Talks with state include taking over DOT roads

 

November 10, 2022



A proposal to widen Lutak Road to accommodate increased tourist traffic could involve transferring three state-owned roads to the borough, according to Haines Borough manager Annette Kreitzer.

Borough staff have had preliminary discussions with state transportation officials about improving Lutak Road, a proposal that could address traffic concerns raised by the borough’s tourism advisory board in July.

In exchange for widening Lutak Road, the Alaska Department of Transportation and Public Facilities (DOT) proposes transferring ownership of Piedad, Comstock and potentially Allen-Menaker roads to the borough, manager Kreitzer reported to the borough assembly Tuesday.

The project would be administered through the state’s Community Transportation Program, an initiative that every three years solicits community proposals that “make new or maintain or improve existing surface transportation facilities, enhance travel and tourism, reduce wildlife-vehicle collisions, improve air quality, and projects that connect different types of transportation such as roads and trails,” according to the program’s website.

Kreitzer said borough staff submitted a letter of intent to apply for the Lutak Road project but further steps — including submission of a full application — will require planning commission and assembly action.

Borough administrators also submitted a letter of intent to apply for improvements on FAA Road, which the state recently transferred to the borough. Project awards will be announced in May.

Over the summer the tourism advisory board voted to explore options for establishing a bike path along Lutak Road, from Picture Point to the state recreation site at Chilkoot Lake. Pointing to new e-bike and scooter rentals and commercial bike tours, board chair Barbara Nettleton said in July that she had noticed a rise in commercial use on the road that connects the Haines townsite to the Chilkoot Lake State Recreation Site, a popular destination for residents and visitors alike.

Due to the increased traffic, Lutak Road has “reached the end of its originally designed life,” DOT officials told borough staff, according to the manager’s report. Kreitzer said DOT said the road “does not safely support” the increased traffic, particularly from bicycle tours.

“Certainly there has been a lot of bicycle traffic along the road,” said Lutak resident Jim Wilson, who lives about a mile from the end of the road.

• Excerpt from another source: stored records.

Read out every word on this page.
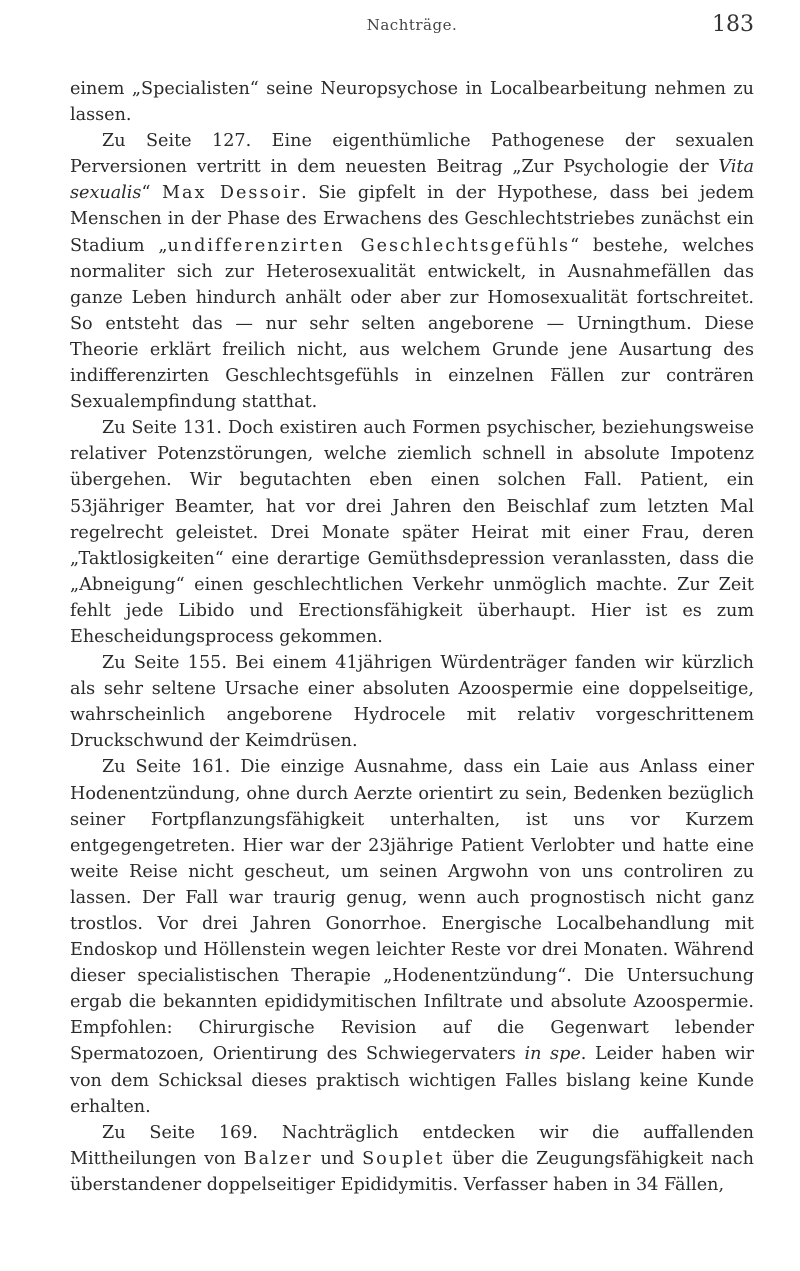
Nachträge.	183

einem „Specialisten“ seine Neuropsychose in Localbearbeitung nehmen zu lassen.

Zu Seite 127. Eine eigenthümliche Pathogenese der sexualen Perversionen vertritt in dem neuesten Beitrag „Zur Psychologie der Vita sexualis“ Max Dessoir. Sie gipfelt in der Hypothese, dass bei jedem Menschen in der Phase des Erwachens des Geschlechtstriebes zunächst ein Stadium „undifferenzirten Geschlechtsgefühls“ bestehe, welches normaliter sich zur Heterosexualität entwickelt, in Ausnahmefällen das ganze Leben hindurch anhält oder aber zur Homosexualität fortschreitet. So entsteht das — nur sehr selten angeborene — Urningthum. Diese Theorie erklärt freilich nicht, aus welchem Grunde jene Ausartung des indifferenzirten Geschlechtsgefühls in einzelnen Fällen zur conträren Sexualempfindung statthat.

Zu Seite 131. Doch existiren auch Formen psychischer, beziehungsweise relativer Potenzstörungen, welche ziemlich schnell in absolute Impotenz übergehen. Wir begutachten eben einen solchen Fall. Patient, ein 53jähriger Beamter, hat vor drei Jahren den Beischlaf zum letzten Mal regelrecht geleistet. Drei Monate später Heirat mit einer Frau, deren „Taktlosigkeiten“ eine derartige Gemüthsdepression veranlassten, dass die „Abneigung“ einen geschlechtlichen Verkehr unmöglich machte. Zur Zeit fehlt jede Libido und Erectionsfähigkeit überhaupt. Hier ist es zum Ehescheidungsprocess gekommen.

Zu Seite 155. Bei einem 41jährigen Würdenträger fanden wir kürzlich als sehr seltene Ursache einer absoluten Azoospermie eine doppelseitige, wahrscheinlich angeborene Hydrocele mit relativ vorgeschrittenem Druckschwund der Keimdrüsen.

Zu Seite 161. Die einzige Ausnahme, dass ein Laie aus Anlass einer Hodenentzündung, ohne durch Aerzte orientirt zu sein, Bedenken bezüglich seiner Fortpflanzungsfähigkeit unterhalten, ist uns vor Kurzem entgegengetreten. Hier war der 23jährige Patient Verlobter und hatte eine weite Reise nicht gescheut, um seinen Argwohn von uns controliren zu lassen. Der Fall war traurig genug, wenn auch prognostisch nicht ganz trostlos. Vor drei Jahren Gonorrhoe. Energische Localbehandlung mit Endoskop und Höllenstein wegen leichter Reste vor drei Monaten. Während dieser specialistischen Therapie „Hodenentzündung“. Die Untersuchung ergab die bekannten epididymitischen Infiltrate und absolute Azoospermie. Empfohlen: Chirurgische Revision auf die Gegenwart lebender Spermatozoen, Orientirung des Schwiegervaters in spe. Leider haben wir von dem Schicksal dieses praktisch wichtigen Falles bislang keine Kunde erhalten.

Zu Seite 169. Nachträglich entdecken wir die auffallenden Mittheilungen von Balzer und Souplet über die Zeugungsfähigkeit nach überstandener doppelseitiger Epididymitis. Verfasser haben in 34 Fällen,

Wilson said he might be supportive of a bike path from town to Chilkoot Lake Road but he would be less keen about widening the road itself, which he said he thinks is already adequate for the amount of vehicular traffic it sees.

Wilson said he is concerned about how widening the road might impact upland and downhill property owners. He also said drivers have a tendency to speed in the residential area at the end of the road, and he suggested installing a digital sign that shows drivers how fast they are going.

Mayor Douglas Olerud said, at Tuesday’s assembly meeting, that DOT approached borough officials last April about Haines’ road needs and potential Community Transportation Program projects.

During public comment, Tom Morphet spoke in opposition to the borough taking ownership of state roads in exchange for improvements on Lutak Road.

“You’re being strong-armed here basically by bureaucrats who would love to get out of their obligations,” Morphet told the assembly. “I believe the state is involved in a type of extortion — and has been involved in this type of extortion statewide with municipalities — as crystallized with this offer: that the state will meet its obligations to the Lutak Road if the Haines Borough takes on the state’s ownership of these three other roads.”

Olerud said the three roads that the borough could acquire are neighborhood roads that the state doesn’t usually own and potentially could give to the borough without anything in exchange. He said the project, if it moves ahead, would include using FEMA and federal infrastructure funds to bring up the three roads to borough standards before the borough takes ownership.

State officials also, Olerud said, have floated the idea of transferring ownership of Mud Bay, Small Tracts and Lutak roads to the borough, “but we told them those are all not going to happen.”